En el centro de la misma aparece el logo de Superman, pero formando la clásica estrella de David, con sus seis puntas. Seth Rogen se presenta entonces como “Superjudío”, con toda la ironía que implica esta imagen, sobre todo por la figura de perdedor que representa Rogen en la película. Sin embargo, hay que recordar que el Superman original fue creado en 1932 por dos jóvenes judíos de Cleveland, y que según interpretan muchos, la figura de este superhéroe representaba los valores y el subconsciente del pueblo judío. De alguna manera, lo que hace Apatow, al poner a Rogen vistiendo esa remera, es hacer notar el recorrido hecho por la cultura judía en la historia del cine americano, desde la auto-restricción vergonzosa de los comienzos hasta esta época en la que una nueva forma de “orgullo judío” toma forma.

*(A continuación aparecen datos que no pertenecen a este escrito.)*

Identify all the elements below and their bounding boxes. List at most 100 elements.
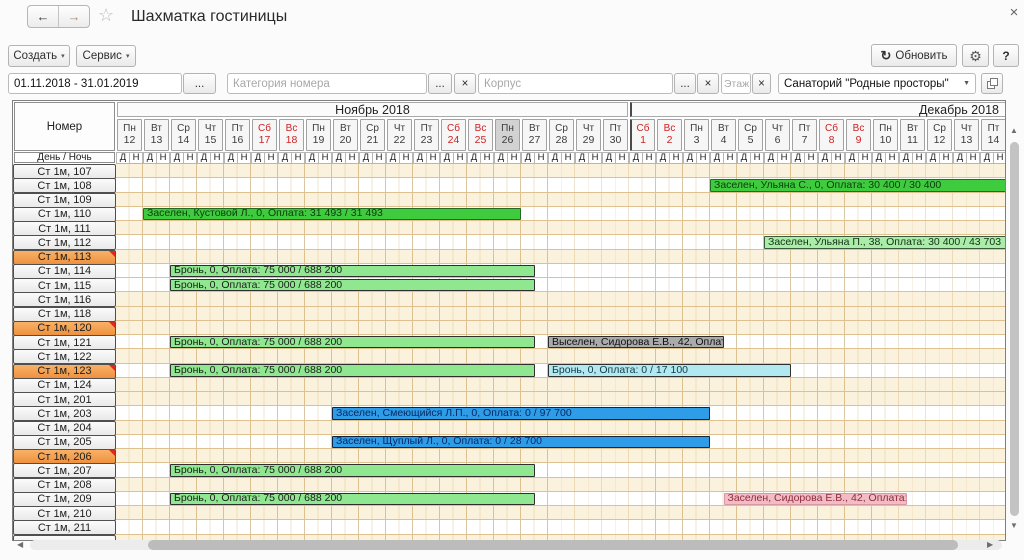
booking-bar[interactable]: Бронь, 0, Оплата: 75 000 / 688 200 — [170, 364, 535, 377]
period-field[interactable]: 01.11.2018 - 31.01.2019 — [8, 73, 182, 94]
day-name: Вт — [718, 123, 729, 134]
room-label[interactable]: Ст 1м, 108 — [13, 178, 116, 194]
room-row[interactable] — [116, 306, 1005, 321]
day-letter: Д — [414, 153, 427, 163]
scroll-right-button[interactable]: ▶ — [987, 540, 994, 549]
room-label[interactable]: Ст 1м, 118 — [13, 306, 116, 322]
room-row[interactable] — [116, 377, 1005, 392]
room-label[interactable]: Ст 1м, 211 — [13, 520, 116, 536]
room-label[interactable]: Ст 1м, 109 — [13, 192, 116, 208]
room-row[interactable] — [116, 449, 1005, 464]
booking-bar[interactable]: Заселен, Сидорова Е.В., 42, Оплата: 0 — [723, 492, 908, 506]
create-button[interactable]: Создать ▾ — [8, 45, 70, 67]
favorite-star-icon[interactable]: ☆ — [98, 5, 115, 25]
room-label[interactable]: Ст 1м, 209 — [13, 491, 116, 507]
refresh-button[interactable]: ↻ Обновить — [871, 44, 957, 67]
booking-bar[interactable]: Заселен, Щуплый Л., 0, Оплата: 0 / 28 70… — [332, 435, 710, 449]
booking-bar[interactable]: Заселен, Ульяна С., 0, Оплата: 30 400 / … — [710, 179, 1005, 192]
day-number: 12 — [123, 134, 136, 146]
category-field[interactable]: Категория номера — [227, 73, 427, 94]
room-label[interactable]: Ст 1м, 110 — [13, 206, 116, 222]
room-row[interactable] — [116, 192, 1005, 207]
day-header-cell: Сб 17 — [252, 119, 277, 151]
room-row[interactable] — [116, 534, 1005, 540]
forward-button[interactable]: → — [58, 6, 89, 27]
booking-bar[interactable]: Выселен, Сидорова Е.В., 42, Оплат — [548, 335, 724, 349]
room-label[interactable]: Ст 1м, 205 — [13, 434, 116, 450]
building-more-button[interactable]: ... — [674, 73, 696, 94]
room-label[interactable]: Ст 1м, 115 — [13, 278, 116, 294]
room-label[interactable]: Ст 1м, 210 — [13, 506, 116, 522]
room-label[interactable]: Ст 1м, 123 — [13, 363, 116, 379]
night-letter: Н — [888, 152, 896, 163]
room-label[interactable]: Ст 1м, 121 — [13, 335, 116, 351]
room-label[interactable]: Ст 1м, 112 — [13, 235, 116, 251]
category-clear-button[interactable]: × — [454, 73, 476, 94]
category-more-button[interactable]: ... — [428, 73, 452, 94]
back-button[interactable]: ← — [28, 6, 58, 27]
booking-bar[interactable]: Заселен, Кустовой Л., 0, Оплата: 31 493 … — [143, 207, 521, 221]
room-row[interactable] — [116, 477, 1005, 492]
room-row[interactable] — [116, 164, 1005, 179]
building-clear-button[interactable]: × — [697, 73, 719, 94]
room-label[interactable] — [13, 534, 116, 540]
floor-field[interactable]: Этаж — [721, 73, 751, 94]
scroll-left-button[interactable]: ◀ — [17, 540, 24, 549]
room-label[interactable]: Ст 1м, 120 — [13, 320, 116, 336]
room-row[interactable] — [116, 520, 1005, 535]
booking-bar[interactable]: Заселен, Ульяна П., 38, Оплата: 30 400 /… — [764, 236, 1005, 249]
close-icon[interactable]: × — [1009, 4, 1019, 21]
day-number: 20 — [339, 134, 352, 146]
hotel-open-button[interactable] — [981, 73, 1003, 94]
booking-label: Заселен, Ульяна П., 38, Оплата: 30 400 /… — [768, 236, 1002, 248]
booking-bar[interactable]: Бронь, 0, Оплата: 75 000 / 688 200 — [170, 464, 535, 477]
room-label[interactable]: Ст 1м, 122 — [13, 349, 116, 365]
booking-bar[interactable]: Бронь, 0, Оплата: 0 / 17 100 — [548, 364, 791, 377]
floor-clear-button[interactable]: × — [752, 73, 771, 94]
scroll-up-button[interactable]: ▲ — [1010, 126, 1018, 135]
room-label[interactable]: Ст 1м, 204 — [13, 420, 116, 436]
room-label[interactable]: Ст 1м, 201 — [13, 392, 116, 408]
day-number: 13 — [960, 134, 973, 146]
booking-bar[interactable]: Бронь, 0, Оплата: 75 000 / 688 200 — [170, 492, 535, 506]
room-row[interactable] — [116, 420, 1005, 435]
room-row[interactable] — [116, 349, 1005, 364]
service-button[interactable]: Сервис ▾ — [76, 45, 136, 67]
day-letter: Д — [792, 153, 805, 163]
room-label[interactable]: Ст 1м, 111 — [13, 221, 116, 237]
room-label[interactable]: Ст 1м, 113 — [13, 249, 116, 265]
room-row[interactable] — [116, 506, 1005, 521]
booking-bar[interactable]: Бронь, 0, Оплата: 75 000 / 688 200 — [170, 264, 535, 278]
scroll-down-button[interactable]: ▼ — [1010, 521, 1018, 530]
help-button[interactable]: ? — [993, 44, 1019, 67]
room-label[interactable]: Ст 1м, 208 — [13, 477, 116, 493]
room-row[interactable] — [116, 221, 1005, 236]
room-label[interactable]: Ст 1м, 203 — [13, 406, 116, 422]
night-letter: Н — [861, 152, 869, 163]
room-label[interactable]: Ст 1м, 206 — [13, 449, 116, 465]
booking-bar[interactable]: Бронь, 0, Оплата: 75 000 / 688 200 — [170, 278, 535, 292]
room-label[interactable]: Ст 1м, 114 — [13, 263, 116, 279]
room-row[interactable] — [116, 320, 1005, 335]
period-more-button[interactable]: ... — [183, 73, 216, 94]
vertical-scrollbar-thumb[interactable] — [1010, 142, 1019, 516]
room-label[interactable]: Ст 1м, 207 — [13, 463, 116, 479]
horizontal-scrollbar-thumb[interactable] — [148, 540, 958, 550]
alert-triangle-icon — [109, 450, 115, 456]
booking-bar[interactable]: Заселен, Смеющийся Л.П., 0, Оплата: 0 / … — [332, 407, 710, 420]
day-letter: Д — [657, 153, 670, 163]
room-label[interactable]: Ст 1м, 116 — [13, 292, 116, 308]
settings-button[interactable]: ⚙ — [962, 44, 989, 67]
room-label[interactable]: Ст 1м, 124 — [13, 377, 116, 393]
room-label[interactable]: Ст 1м, 107 — [13, 164, 116, 180]
room-row[interactable] — [116, 249, 1005, 264]
room-row[interactable] — [116, 392, 1005, 407]
day-header-cell: Вт 4 — [711, 119, 736, 151]
building-field[interactable]: Корпус — [478, 73, 673, 94]
room-row[interactable] — [116, 292, 1005, 307]
hotel-select[interactable]: Санаторий "Родные просторы" ▼ — [778, 73, 976, 94]
day-number: 21 — [366, 134, 379, 146]
booking-bar[interactable]: Бронь, 0, Оплата: 75 000 / 688 200 — [170, 335, 535, 349]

Y fue otra remera la que hace pocos años inventó una palabra para designar esta reinvención de la identidad judía en la juventud norteamericana: “jewcy”, mezcla de las palabras en inglés “jew” (judío) y “juicy” (jugoso).
Hoy “jewcy” es un influyente sitio de Internet, desde donde se estableció un nuevo paradigma judío, más ligado a la juventud y la libertad. La comedia paródica de “jewxplotation”, El martillo hebreo se ha convertido en uno de los emblemas de esta nueva cultura judía. Adam Goldberg interpreta allí a un irreverente, cool y delirante superhéroe judío, cuya misión es evitar que Papá Noel concrete su plan de eliminar los festejos de Jánuka, los cuales coinciden temporalmente con la Navidad cristiana. La película no es todo lo graciosa que podría ser, más que nada por ausencia de timing del director. Sin embargo, logra funcionar, en base a un ritmo frenético y a una mirada sobre los ritos religiosos sin prejuicios ni miedo al ridículo. Una película judía y jugosa.